Back in my “disco” days in the late 70’s (another story for another time), there was a movie that came out called, “Thank God It’s Friday.” It was one of those multiple plot stories that centered around a popular disco palace on its busiest night – Friday. The idea was that, since the work week was done, it was now time to party. And so singles (and some “not so single”) would gather for a night of dancing, drinking, and hoping they might get “lucky” with someone.
I’m not sure what “God” had to do with that movie, but it sure revealed a lot of what our culture believed (and still believes) what Fridays are all about: blowing off steam and finding “love.”
Because of this, I find it interesting that the sixth day of the week is called “Friday.” It is named after the Norse deity, Freyja (or as the Anglo-Saxons called her, “Frige”), who was the goddess of sexual love. Her Roman counterpart was Venus (where the Spanish word for Friday, “Viernes,” comes from).

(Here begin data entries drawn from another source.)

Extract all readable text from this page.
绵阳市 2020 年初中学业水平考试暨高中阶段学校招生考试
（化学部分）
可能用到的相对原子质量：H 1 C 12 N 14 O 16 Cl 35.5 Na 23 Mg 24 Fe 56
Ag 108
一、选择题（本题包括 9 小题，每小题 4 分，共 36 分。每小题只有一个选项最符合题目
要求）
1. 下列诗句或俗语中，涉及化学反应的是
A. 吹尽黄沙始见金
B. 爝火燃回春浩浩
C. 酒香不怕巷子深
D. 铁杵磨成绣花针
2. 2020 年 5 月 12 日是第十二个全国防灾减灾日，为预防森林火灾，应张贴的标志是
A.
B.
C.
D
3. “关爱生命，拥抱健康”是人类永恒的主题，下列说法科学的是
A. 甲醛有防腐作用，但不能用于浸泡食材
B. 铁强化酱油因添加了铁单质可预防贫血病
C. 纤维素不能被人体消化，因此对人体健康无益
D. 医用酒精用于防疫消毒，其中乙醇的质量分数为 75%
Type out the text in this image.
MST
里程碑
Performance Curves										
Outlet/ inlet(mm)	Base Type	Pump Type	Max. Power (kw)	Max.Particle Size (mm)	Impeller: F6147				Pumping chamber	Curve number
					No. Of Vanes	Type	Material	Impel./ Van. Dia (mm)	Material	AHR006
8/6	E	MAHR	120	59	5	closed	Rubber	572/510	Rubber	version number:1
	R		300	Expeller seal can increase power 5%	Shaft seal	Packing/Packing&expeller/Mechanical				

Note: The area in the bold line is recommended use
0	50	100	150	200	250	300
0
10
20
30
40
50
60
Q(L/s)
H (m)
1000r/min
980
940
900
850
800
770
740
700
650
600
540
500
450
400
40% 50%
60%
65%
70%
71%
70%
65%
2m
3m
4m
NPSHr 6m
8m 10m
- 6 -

There is much to be said about the dangers of our over-sexed culture, and I’m not going to belabor the point. Let me say this: Sexuality itself is not bad (unfortunately too many people, including some Christians, believe that), but how it is used can be very bad and devastating. I believe at the center of the bad/worldly understanding of sex, love and relationships, in general, is “using people for our own benefit.” As theologian Martin Buber put it, the world wants to put replace the sanctity of “I/Thou” relationship (where love, understanding, and cooperation can exist) with an “I/It” relationship – where others are objectified and used as a means to my end.
It was the radical work of Jesus on the best Friday ever (we know as “Good Friday”) where he demonstrated what true love is. As the Apostle John reflected, “And this is love: not that we loved God, but He loved us and gave His Son as an atoning sacrifice for our sins” (1 John 4:10). Love, whether it is expressed in sexual relationship with a spouse or in appropriate friendship with another, is not about using or abusing others for our benefit. It is about giving ourselves – selflessly – for the benefit of the other (“thou”).
As we think about transforming “Frigg’s Day” into the Lord’s Day, here are some ideas:
1. Don’t just say “Thank God, it’s Friday.” Rather say, “Thank You, God, for today!” As I mentioned last week, it’s “Thank God Friday.” So take time to write out what you are thankful for today and bring them to worship service as a way to offer a sacrifice of thanksgiving. Remember to include how God shows you His love through Christ.
2. Examine how we treat people. Let’s ask God to reveal the ways we objectify people: how we use them, lust after them, manipulate them, ignore them, judge them, hold them in contempt, or marginalize them. Then confess, repent (the Jesus prayer works well here, too), and ask God to change our hearts. Self-examination is a very important and helpful spiritual discipline.
3. Look for ways to bring out the best in the people around us. It doesn’t have to be anything big, just a little encouragement here, some attentive listening there, a kind deed, or a thoughtful gesture. Give without expecting anything in return (definitely do not give to “get” or to manipulate). If you give out of the overflow of Christ – through Whole Life Worship practices – you will find that the more you bring out the best in others, the more you become a better you.
This past year I was convicted on my attitude toward a person whose personality was abrasive. As a result, I objectified this person and sometimes treated them as a “non-person” (but in a nice, codependent way – of course). But over time the Lord helped me see this person in a different light – as a human being, with hurts, struggles, unique gifts, and wonderful qualities (if I stopped long enough to notice and not judge). As my attitude (and actions) toward this person changed, this person began to undergo amazing transformation for the better. I totally underestimated how my attitudes and actions had on this person’s life.
So let’s thank God for His love and take advantage of the opportunity to love others for their benefit and blessing. It’s what Whole Life Worshipers are called to do, especially on Fridays.